Professor Yoo used to work for the George Bush administration. He gave his legal opinion that torture, indefinite imprisonment without trial, and assassination were all perfectly fine under the Constitution. All three of these practics (and several others Yoo approved) violate the Geneva Conventions of War, a treaty which the US signed but which Yoo said we could ignore in its entirety. Professor Yoo says that the Constitution gives warmaking powers to the President and hence, anything he wants to do is legal under the Constitution.

The world is a simple place for Yoo. Might makes right. Presidents are all-powerful when it comes to war. This is similar to the view of Chinese government espoused by Confucius. Confucius maintains that the Emperor is the supreme authority of the state, essentially a god on earth. Therefore, he can do no wrong. Yoo has incorporated a similar totalitarian belief into his study of Constitutional law. He does not seem concerned that the nations of Western Europe and North America have advanced beyond this view of an absolute ruler. He finds the basis for absolute dictatorship in the US Constitution.

Yoo goes further. Finding the UN Charter fundamentally flawed, he suggests a new world order in which countries engage in preventative wars and establish democracies at the point of a gun. His views are not new. They were tried out in Iraq with disastrous results, both in lost treasure and in human slaughter and suffering.

Bruce Fein, Human Rights Advocate

In debate with Woo about Constitutional powers of the president, Bruce Fein claims that the Constitution does not give the president extraordinary powers to make war. He says he does this by examining the motives and opinions of the Framers outside the Constitution. This he calls, examining the spirit of the Constitution as opposed to the letter of the Constitution. Woo commented that Fein obviously didn't care for the views of Robert Bork, the conservative judge who failed to be confirmed to the Supreme Court. Woo assuredly made this comment to chide Fein for not being a true conservative.
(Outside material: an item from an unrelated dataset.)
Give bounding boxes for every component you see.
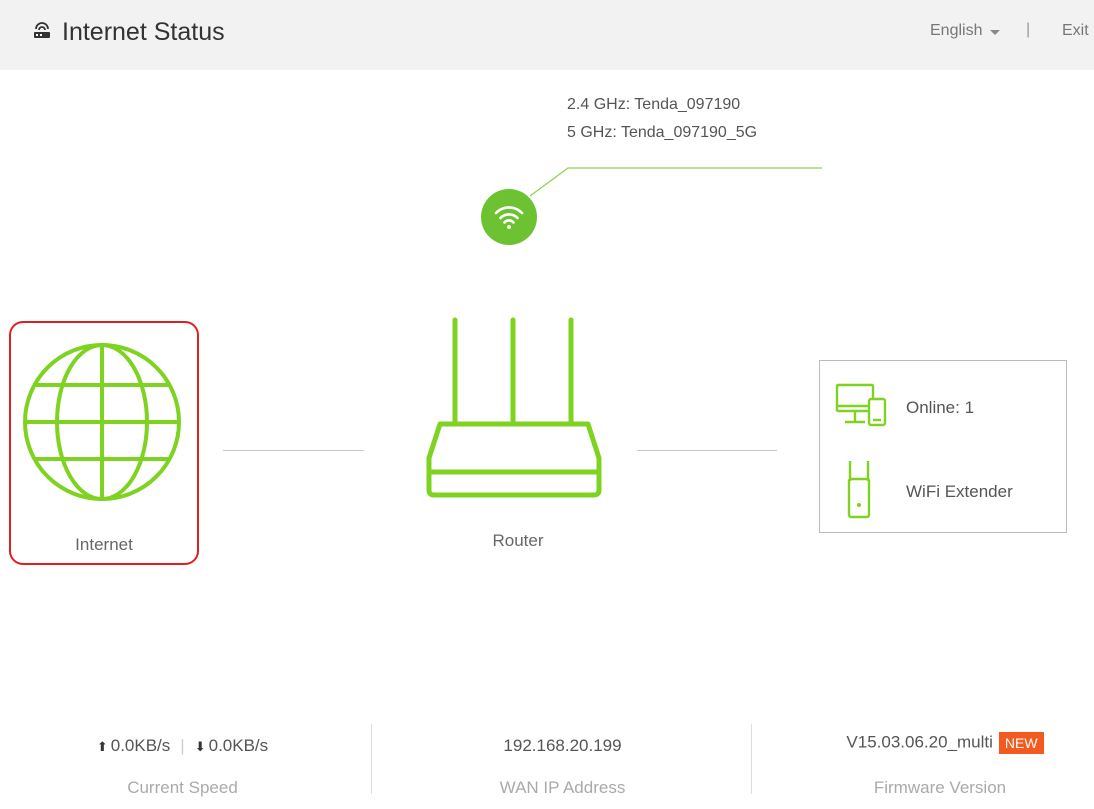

Fein is a traditional conservative who believes the Constitution guarantees rights to our citizens and proscribes the government from taking unjust actions against them. In a letter to President Bush in 2007, Fein and his co-authors explained that the policies of the Bush administration would
obliterate the conservative philosophy of individual liberty and limited government celebrated by the Founding Fathers.
Fein also respects the human rights initiatives of the United Nations, writing that
waterboarding, detentions without accusation or trial, the suspension of habeas corpus, spying on Americans without judicial warrants, and threatening lawyers for defending accused terrorists or terrorist organizations are earmarks of tyranny, not liberty.
What Does It All Mean?

The problem with this debate is that both sides claim to be conservatives, following the explicit instructions they find in the US Constitution, yet their conclusions are diametrically opposed. Yoo thinks the president can order waterboarding and spying on Americans. Fein thinks he can't.

For these two lawyers, the question is an intellectual exercise. For the rest of us, as we attempt to assert our rights in courts and on the streets, the question of what the Constitution protects or guarantees is more practical. We want to know, what can the police officer do to me? The answer would seem to be that the police can do whatever they like, just as the president does.

I suggest that the constitutional experiment has failed.